In any event it doesn't take a rocket scientist to see that Wells is totally
turned around on this issue.
>And it doesn't even take a scientist to see that photographs of peppered
>moths manually positioned on tree trunks do not represent their natural
>condition. The continued use of these photographs by textbook-writers
>constitutes deliberate misrepresentation, i.e., fraud.
Again, to quote Majerus: "The photographs are not part of science, they are
educational aids to illustrate the diffence in crypsis of the forms on
different backgrounds." In other words, the photos were not meant to serve
as scientific evidence, but to illustrate to nonscientists the degree to
which the different color phases stand out in different backgrounds. The
effect would have been the same whether the moths were photographed on tree
trunks or branches. As such, the photos do represent natural conditions,
modified for expediency of photography.
Wells is simply being overly critical about a minor point. No fraud was
ever intended and Wells has not presented any evidence that it was; all he
has offered is suspicion and inuendo.
>This is not an issue of creationism vs evolutionism.
On the contrary, this is the only reason for making a mountain out of this
>I do not claim that
>the peppered myth validates the former or invalidates the latter.
But he is claiming that the peppered moth scenario is a myth, thus implying
that evolution is based on bad (even fraudulent) science. That certainly
would tend to invalidate evolution while by implication validating
creationism as true science.
>classical story were true it would not threaten creationism anyway, since
>it only involves changes within a species.

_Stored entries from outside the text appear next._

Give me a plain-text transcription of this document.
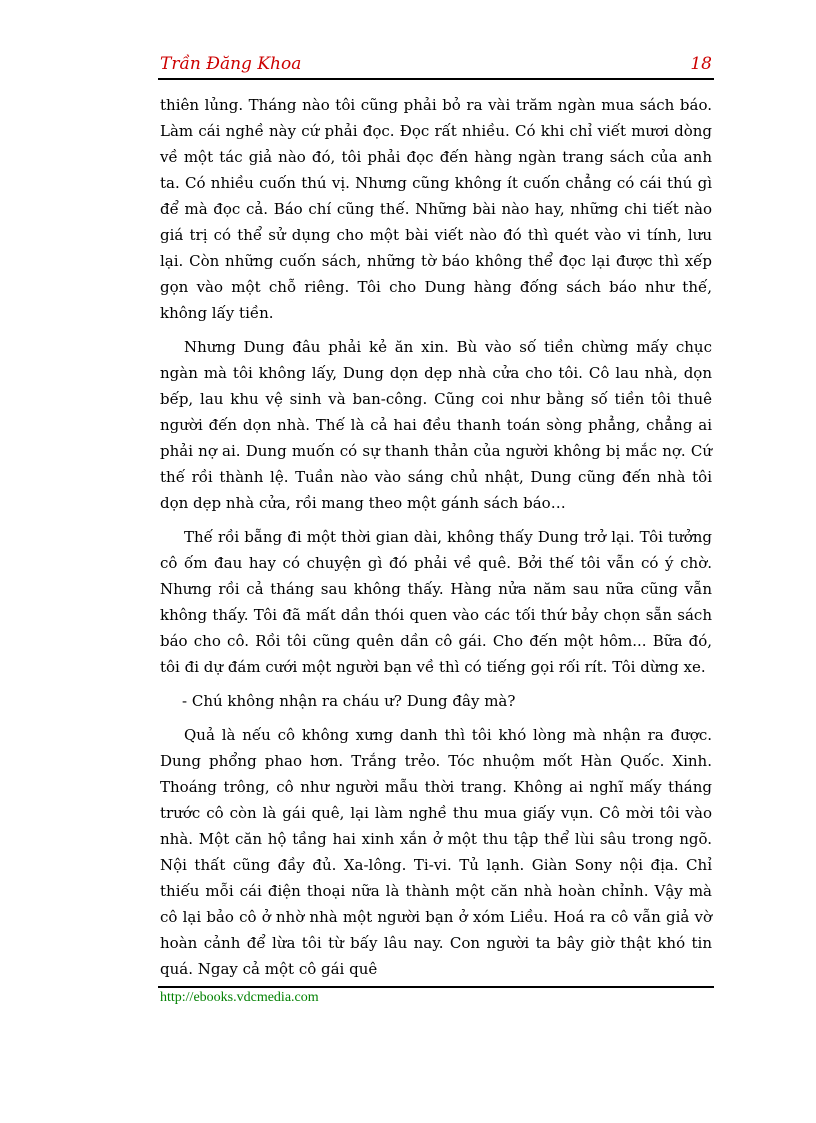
Trần Đăng Khoa	18

thiên lủng. Tháng nào tôi cũng phải bỏ ra vài trăm ngàn mua sách báo. Làm cái nghề này cứ phải đọc. Đọc rất nhiều. Có khi chỉ viết mươi dòng về một tác giả nào đó, tôi phải đọc đến hàng ngàn trang sách của anh ta. Có nhiều cuốn thú vị. Nhưng cũng không ít cuốn chẳng có cái thú gì để mà đọc cả. Báo chí cũng thế. Những bài nào hay, những chi tiết nào giá trị có thể sử dụng cho một bài viết nào đó thì quét vào vi tính, lưu lại. Còn những cuốn sách, những tờ báo không thể đọc lại được thì xếp gọn vào một chỗ riêng. Tôi cho Dung hàng đống sách báo như thế, không lấy tiền.

Nhưng Dung đâu phải kẻ ăn xin. Bù vào số tiền chừng mấy chục ngàn mà tôi không lấy, Dung dọn dẹp nhà cửa cho tôi. Cô lau nhà, dọn bếp, lau khu vệ sinh và ban-công. Cũng coi như bằng số tiền tôi thuê người đến dọn nhà. Thế là cả hai đều thanh toán sòng phẳng, chẳng ai phải nợ ai. Dung muốn có sự thanh thản của người không bị mắc nợ. Cứ thế rồi thành lệ. Tuần nào vào sáng chủ nhật, Dung cũng đến nhà tôi dọn dẹp nhà cửa, rồi mang theo một gánh sách báo…

Thế rồi bẵng đi một thời gian dài, không thấy Dung trở lại. Tôi tưởng cô ốm đau hay có chuyện gì đó phải về quê. Bởi thế tôi vẫn có ý chờ. Nhưng rồi cả tháng sau không thấy. Hàng nửa năm sau nữa cũng vẫn không thấy. Tôi đã mất dần thói quen vào các tối thứ bảy chọn sẵn sách báo cho cô. Rồi tôi cũng quên dần cô gái. Cho đến một hôm... Bữa đó, tôi đi dự đám cưới một người bạn về thì có tiếng gọi rối rít. Tôi dừng xe.

- Chú không nhận ra cháu ư? Dung đây mà?

Quả là nếu cô không xưng danh thì tôi khó lòng mà nhận ra được. Dung phổng phao hơn. Trắng trẻo. Tóc nhuộm mốt Hàn Quốc. Xinh. Thoáng trông, cô như người mẫu thời trang. Không ai nghĩ mấy tháng trước cô còn là gái quê, lại làm nghề thu mua giấy vụn. Cô mời tôi vào nhà. Một căn hộ tầng hai xinh xắn ở một thu tập thể lùi sâu trong ngõ. Nội thất cũng đầy đủ. Xa-lông. Ti-vi. Tủ lạnh. Giàn Sony nội địa. Chỉ thiếu mỗi cái điện thoại nữa là thành một căn nhà hoàn chỉnh. Vậy mà cô lại bảo cô ở nhờ nhà một người bạn ở xóm Liều. Hoá ra cô vẫn giả vờ hoàn cảnh để lừa tôi từ bấy lâu nay. Con người ta bây giờ thật khó tin quá. Ngay cả một cô gái quê

http://ebooks.vdcmedia.com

Which is evolution by definition. If Wells does not even acknowledge this,
how can we trust that anything he says about the peppered moth is truely
>What the peppered myth DOES do, in my opinion, is to demonstrate how a
>commitment to Darwinism can seduce otherwise good scientists into ignoring
>or even misrepresenting the evidence.
It is Wells who appears to be ignoring or misrepresenting the evidence,
based on his ignorance of experiments that verified Kettlewell's results, as
well as his misrepresentation of both those results and Kettlewell's
experimental technique. Not to mention his self-appointment as a more
qualified expert than Majerus. And as with all creationists, he offers no
evidence to support his claims, just paranoid suspicions and inuendo.